— — —   DER SCHNITT IST OFFLINE   — — —

Im Alter von Ellen

D/F 2010. R,B: Pia Marais. B: Horst Markgraf. K: Hélène Louvart. S: Mona Bräuer. M: Horst Markgraf. P: Pandora Filmproduk- tions GmbH. D: Jeanne Balibar, Stefan Stern, Georg Friedrich, Julia Hummer, Jasna Fritzi Bauer, Guido Renner, Markus Klauk, Francesco Russo u.a.
95 Min. RealFiction ab 20.1.11

Tierfliegerin

Von Carsten Happe Ohne den Halt bürgerlicher Normalität schlägt sich die 14jährige Stevie durch ihr ungeordnetes Leben und erfindet für ihr Umfeld eine glanzvolle Existenz als Diplomatentochter, während ihre Eltern an einem Späthippie-Konstrukt eines verantwortungsfreien Daseins festhängen. Das pubertierende Mädchen rebelliert gegen die Rebellen, sie möchte aus dem Aussteigen am liebsten aussteigen.

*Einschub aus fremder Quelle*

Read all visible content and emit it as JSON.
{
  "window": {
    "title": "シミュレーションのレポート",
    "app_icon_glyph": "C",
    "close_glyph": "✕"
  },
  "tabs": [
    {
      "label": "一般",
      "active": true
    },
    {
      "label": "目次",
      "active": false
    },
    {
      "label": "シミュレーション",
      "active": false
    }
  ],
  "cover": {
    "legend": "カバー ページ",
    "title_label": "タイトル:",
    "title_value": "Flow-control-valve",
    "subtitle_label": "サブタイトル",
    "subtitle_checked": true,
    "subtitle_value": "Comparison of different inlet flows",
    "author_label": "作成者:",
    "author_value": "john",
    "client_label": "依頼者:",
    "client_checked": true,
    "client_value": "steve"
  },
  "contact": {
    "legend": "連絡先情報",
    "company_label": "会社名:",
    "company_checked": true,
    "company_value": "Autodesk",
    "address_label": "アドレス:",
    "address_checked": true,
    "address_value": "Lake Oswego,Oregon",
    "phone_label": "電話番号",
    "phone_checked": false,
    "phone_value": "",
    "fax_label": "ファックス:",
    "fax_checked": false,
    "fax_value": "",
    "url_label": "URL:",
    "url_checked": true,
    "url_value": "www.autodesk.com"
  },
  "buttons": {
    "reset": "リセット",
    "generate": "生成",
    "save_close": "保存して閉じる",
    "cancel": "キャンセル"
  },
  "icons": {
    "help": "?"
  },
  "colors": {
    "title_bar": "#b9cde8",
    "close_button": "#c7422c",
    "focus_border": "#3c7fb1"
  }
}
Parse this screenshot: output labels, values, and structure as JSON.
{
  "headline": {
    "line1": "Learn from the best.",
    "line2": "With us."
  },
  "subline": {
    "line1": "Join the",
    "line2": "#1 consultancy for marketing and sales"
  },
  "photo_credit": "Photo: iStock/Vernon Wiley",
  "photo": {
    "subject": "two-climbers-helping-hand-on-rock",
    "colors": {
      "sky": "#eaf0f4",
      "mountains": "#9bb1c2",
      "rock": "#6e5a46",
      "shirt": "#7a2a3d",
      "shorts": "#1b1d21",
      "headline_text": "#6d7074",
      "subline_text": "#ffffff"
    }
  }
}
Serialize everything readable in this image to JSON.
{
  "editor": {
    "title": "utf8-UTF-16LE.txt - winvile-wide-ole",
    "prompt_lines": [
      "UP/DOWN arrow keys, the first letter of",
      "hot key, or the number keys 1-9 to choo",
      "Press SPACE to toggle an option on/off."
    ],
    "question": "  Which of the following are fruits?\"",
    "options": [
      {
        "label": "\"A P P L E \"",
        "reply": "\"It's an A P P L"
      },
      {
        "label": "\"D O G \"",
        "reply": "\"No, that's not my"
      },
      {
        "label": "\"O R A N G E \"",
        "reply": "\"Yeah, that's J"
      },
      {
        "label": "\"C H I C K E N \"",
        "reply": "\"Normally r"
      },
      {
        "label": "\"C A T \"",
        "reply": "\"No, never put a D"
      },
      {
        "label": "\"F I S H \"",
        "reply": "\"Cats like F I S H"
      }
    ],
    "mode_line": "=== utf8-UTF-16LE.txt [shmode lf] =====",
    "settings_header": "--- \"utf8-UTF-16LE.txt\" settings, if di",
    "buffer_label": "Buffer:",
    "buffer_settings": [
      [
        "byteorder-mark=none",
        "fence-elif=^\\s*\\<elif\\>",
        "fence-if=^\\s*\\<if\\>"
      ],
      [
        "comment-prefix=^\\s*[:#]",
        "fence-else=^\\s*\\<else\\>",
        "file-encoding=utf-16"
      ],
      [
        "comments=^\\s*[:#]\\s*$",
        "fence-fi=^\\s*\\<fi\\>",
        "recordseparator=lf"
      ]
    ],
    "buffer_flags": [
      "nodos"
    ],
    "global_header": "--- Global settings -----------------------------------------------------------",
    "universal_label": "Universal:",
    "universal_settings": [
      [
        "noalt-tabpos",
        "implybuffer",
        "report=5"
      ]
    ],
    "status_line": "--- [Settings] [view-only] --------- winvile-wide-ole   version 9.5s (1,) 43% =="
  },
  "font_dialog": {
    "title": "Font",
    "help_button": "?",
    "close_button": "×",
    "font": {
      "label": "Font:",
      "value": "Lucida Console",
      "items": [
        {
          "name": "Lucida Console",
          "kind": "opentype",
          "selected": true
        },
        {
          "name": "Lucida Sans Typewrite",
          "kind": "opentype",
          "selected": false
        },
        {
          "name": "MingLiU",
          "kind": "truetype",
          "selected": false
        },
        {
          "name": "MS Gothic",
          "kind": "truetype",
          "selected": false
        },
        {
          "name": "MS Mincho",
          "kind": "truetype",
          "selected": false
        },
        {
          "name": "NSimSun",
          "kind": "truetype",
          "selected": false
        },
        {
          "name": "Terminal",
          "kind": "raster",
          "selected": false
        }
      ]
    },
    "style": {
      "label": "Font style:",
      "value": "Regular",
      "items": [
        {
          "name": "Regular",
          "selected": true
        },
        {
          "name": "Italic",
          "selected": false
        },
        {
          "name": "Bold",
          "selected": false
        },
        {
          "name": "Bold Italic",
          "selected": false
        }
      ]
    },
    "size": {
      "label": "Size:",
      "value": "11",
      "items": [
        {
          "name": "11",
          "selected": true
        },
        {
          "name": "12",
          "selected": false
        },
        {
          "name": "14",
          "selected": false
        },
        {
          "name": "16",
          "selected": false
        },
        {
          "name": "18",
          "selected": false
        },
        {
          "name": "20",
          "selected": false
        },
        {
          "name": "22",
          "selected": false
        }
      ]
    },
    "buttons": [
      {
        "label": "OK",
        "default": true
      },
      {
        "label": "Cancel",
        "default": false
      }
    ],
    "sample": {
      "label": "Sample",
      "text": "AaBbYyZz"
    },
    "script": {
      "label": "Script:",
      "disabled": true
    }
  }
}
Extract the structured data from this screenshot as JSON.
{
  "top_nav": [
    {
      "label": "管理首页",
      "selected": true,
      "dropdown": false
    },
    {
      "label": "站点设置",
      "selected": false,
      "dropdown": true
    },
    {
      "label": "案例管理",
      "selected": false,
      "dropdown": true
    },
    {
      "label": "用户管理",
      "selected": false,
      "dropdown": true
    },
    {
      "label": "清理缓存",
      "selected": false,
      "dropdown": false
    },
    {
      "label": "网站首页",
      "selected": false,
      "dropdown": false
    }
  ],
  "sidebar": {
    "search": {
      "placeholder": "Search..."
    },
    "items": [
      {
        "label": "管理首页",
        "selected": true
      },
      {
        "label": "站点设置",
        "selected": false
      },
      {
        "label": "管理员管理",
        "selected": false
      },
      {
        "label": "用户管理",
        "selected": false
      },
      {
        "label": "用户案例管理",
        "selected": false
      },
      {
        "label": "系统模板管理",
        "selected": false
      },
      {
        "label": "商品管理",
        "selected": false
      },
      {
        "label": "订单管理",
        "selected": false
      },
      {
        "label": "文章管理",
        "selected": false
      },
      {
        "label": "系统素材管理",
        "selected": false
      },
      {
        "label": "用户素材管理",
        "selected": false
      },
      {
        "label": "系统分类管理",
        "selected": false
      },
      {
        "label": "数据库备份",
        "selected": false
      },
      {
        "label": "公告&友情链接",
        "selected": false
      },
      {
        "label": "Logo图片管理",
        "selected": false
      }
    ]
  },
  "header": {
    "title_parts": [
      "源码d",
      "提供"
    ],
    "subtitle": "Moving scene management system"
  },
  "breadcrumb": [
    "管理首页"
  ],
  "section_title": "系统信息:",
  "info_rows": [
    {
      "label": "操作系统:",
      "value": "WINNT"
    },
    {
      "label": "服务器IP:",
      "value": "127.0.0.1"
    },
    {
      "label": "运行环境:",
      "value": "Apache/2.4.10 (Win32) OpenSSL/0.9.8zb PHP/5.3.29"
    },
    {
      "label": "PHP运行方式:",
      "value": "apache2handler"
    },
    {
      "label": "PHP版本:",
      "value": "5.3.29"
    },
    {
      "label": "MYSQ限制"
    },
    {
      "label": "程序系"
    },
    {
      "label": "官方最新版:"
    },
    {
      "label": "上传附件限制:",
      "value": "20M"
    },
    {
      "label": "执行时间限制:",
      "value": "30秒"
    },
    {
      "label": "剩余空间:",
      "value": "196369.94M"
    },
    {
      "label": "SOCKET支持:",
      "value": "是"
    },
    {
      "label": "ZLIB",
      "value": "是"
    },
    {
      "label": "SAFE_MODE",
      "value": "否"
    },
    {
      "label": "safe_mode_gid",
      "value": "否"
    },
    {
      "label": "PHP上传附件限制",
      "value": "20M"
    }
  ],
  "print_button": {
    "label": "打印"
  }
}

Mit ihrem Langfilmdebüt Die Unerzogenen gelang der Regisseurin Pia Marais eine der eindrucksvollsten Gesellschaftsstudien der vergangenen Jahre, die sich sowohl im Inhalt wie auch in der Form dem Konventionellen weitgehend entzieht. Ihr zweiter Film Im Alter von Ellen setzt diese Ausrichtung thematisch wie formal fort, nur die Vorzeichen sind komplett andere. Die Flugbegleiterin Ellen steht geradezu symbolhaft fest mit beiden Beinen im Leben, die Korrektheit ihrer Uniform und die Uniformität ihrer Arbeit verströmen Sicherheit und Kontrolle. Sie ist voll und ganz eingestiegen in ein bürgerliches, geschäftliches, konventionelles Leben, aber nachdem ihr Freund sie verläßt, nachdem sie von seinem Kind mit einer Anderen erfährt, steigt sie aus. Zunächst ganz sinnbildlich aus dem wartenden Flugzeug auf der Startbahn, dann aus ihrem bisherigen Lebensentwurf. Ihre Uniform wird dabei mehr und mehr ramponiert, doch Ellen legt sie lange Zeit nicht ab – ein ambivalentes Motiv, das die Narration hübsch konterkariert.

Nach ihrem Aus- und Zusammenbruch mäandert sie schlaftrunken durch die kommenden Tage, wohnt teilnahmslos einer Swingerparty bei und landet schließlich in einer militanten Tierschützerkommune, die der enigmatischen Frau mittleren Alters ein wenig Halt oder so etwas wie Sinn zu geben scheint. Ellens Absichten, ihre Ziele oder Pläne bleiben dabei ebenso nebulös wie ihre offenbar ungünstige ärztliche Diagnose. »Du flatterst total verpeilt durch die Gegend«, wirft ihr Karl entgegen, der sich als Einziger der Aktivisten Ellen verbunden fühlt und den sie dann auch etwas unvermittelt heiratet.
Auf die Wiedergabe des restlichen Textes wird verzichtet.